Cairo Festival City, a real estate development owned by the Futtaim conglomerate, is a mixed-use urban community located east of the ring road in New Cairo, Egypt, and north of 90 St. The development is around 3 million sq. m (700 acres) in size and comprises houses, apartments, business districts, a shopping mall, international schools, automotive parks, and office spaces. It contains the largest shopping mall in New Cairo.

Oriana Villas 
The development hosts the gated residential community named Oriana Villas. The community comprises 600 villas, extending over 830,000 square meters.

Festival Living Apartments 
Festival Living Apartments are located Northwest of Cairo Festival City, near the shopping mall and Oriana Villas.

Cairo Festival City Mall 
Cairo Festival City Mall is a regional shopping center located in Cairo Festival City. The mall extends over 158,000 square meters spread on three levels, with the furniture store IKEA, hypermarket Carrefour, and four department stores (Debenhams, H&M, Marks & Spencer and ZARA). The retail mall was built by an Al-Futtaim Carillion Orascom Construction Industries Joint Venture and was completed in November 2013.
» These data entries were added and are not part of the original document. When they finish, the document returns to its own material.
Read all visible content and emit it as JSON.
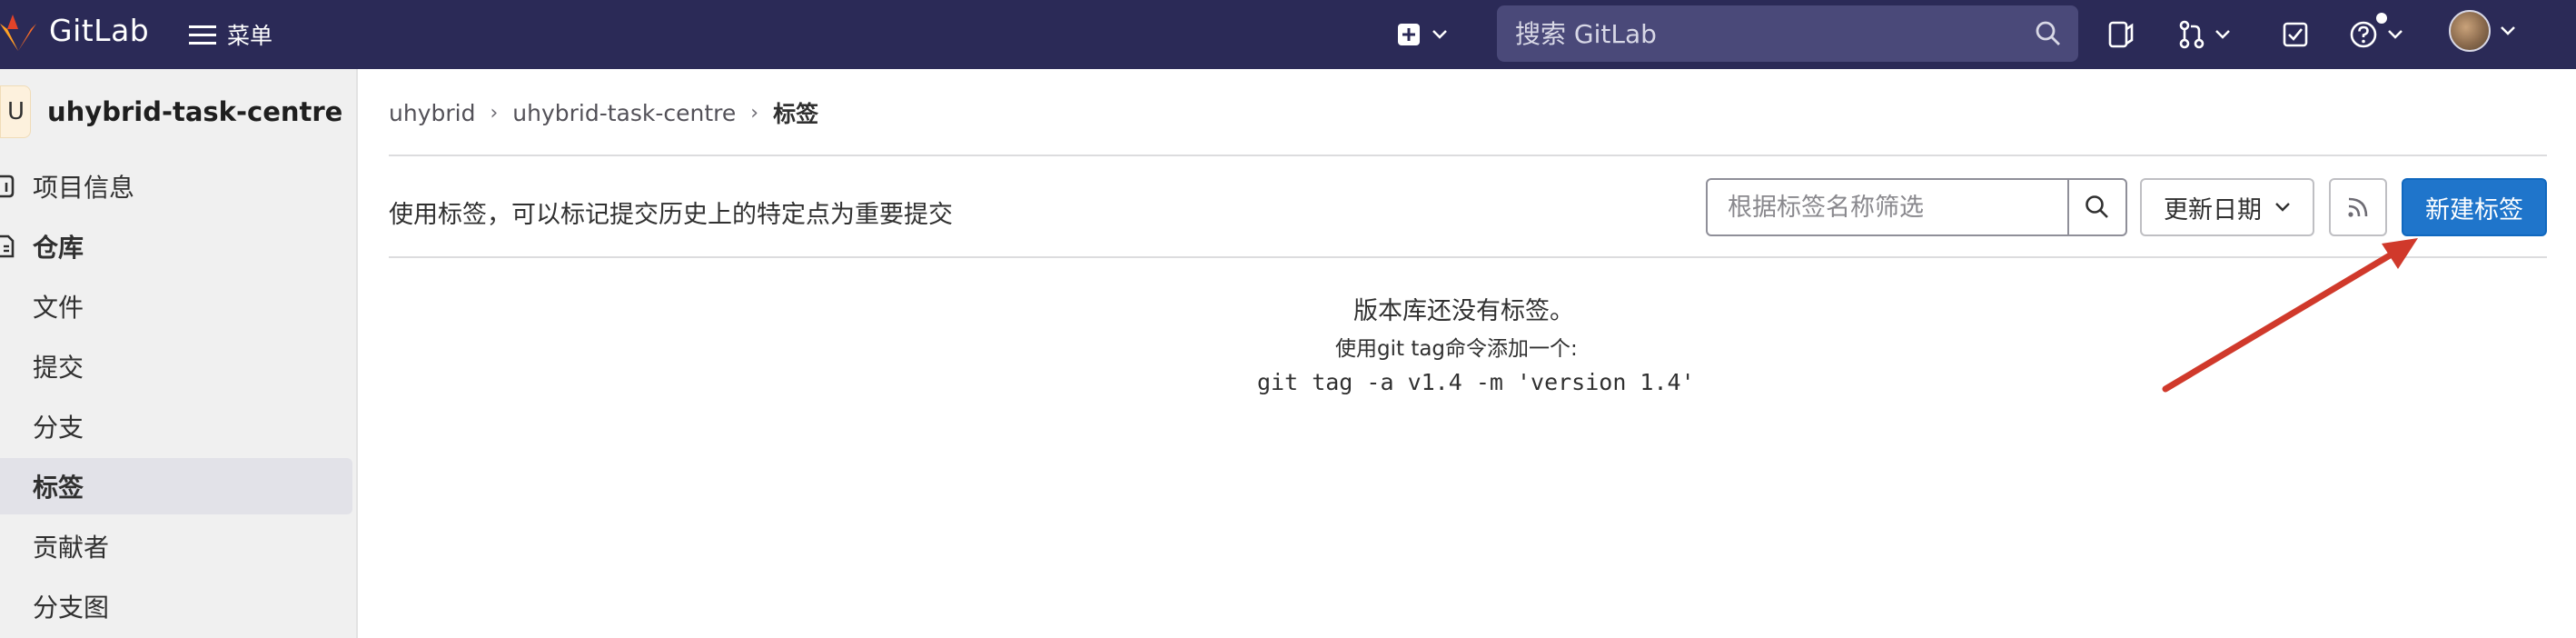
{
  "topbar": {
    "brand": "GitLab",
    "menu_label": "菜单",
    "search_placeholder": "搜索 GitLab"
  },
  "sidebar": {
    "project_initial": "U",
    "project_name": "uhybrid-task-centre",
    "items": [
      {
        "label": "项目信息",
        "icon": "info-icon"
      },
      {
        "label": "仓库",
        "icon": "repository-icon"
      },
      {
        "label": "文件"
      },
      {
        "label": "提交"
      },
      {
        "label": "分支"
      },
      {
        "label": "标签"
      },
      {
        "label": "贡献者"
      },
      {
        "label": "分支图"
      }
    ],
    "active_item": "标签"
  },
  "breadcrumb": [
    "uhybrid",
    "uhybrid-task-centre",
    "标签"
  ],
  "page": {
    "description": "使用标签，可以标记提交历史上的特定点为重要提交",
    "filter_placeholder": "根据标签名称筛选",
    "sort_label": "更新日期",
    "new_tag_label": "新建标签"
  },
  "empty_state": {
    "title": "版本库还没有标签。",
    "hint": "使用git tag命令添加一个:",
    "command": "git tag -a v1.4 -m 'version 1.4'"
  },
  "colors": {
    "topbar_bg": "#2b2a57",
    "primary": "#1f75cb",
    "annotation_arrow": "#d0392b"
  }
}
The mall includes a village area with some 35 restaurants surrounding a water fountain and an amphitheater. East of the amphitheater is The Marquee Theatre with 1,656 seats. Since its inauguration in 2015, The Marquee hosted a series of international and regional performances, some of which are the international productions of Thriller Live and Dora as well as the regional TEDxCairo.

Business District 
The Business District at Cairo Festival City is divided into a northern and a southern districts; both accommodate more than 250,000 square meters of office space with more than 11,000 parking slots, in addition to high-tech business facilities. The Business Districts are equipped with security services, infrastructure operations, property maintenance and repairs, in addition to traffic management and control, all set within landscaped environment.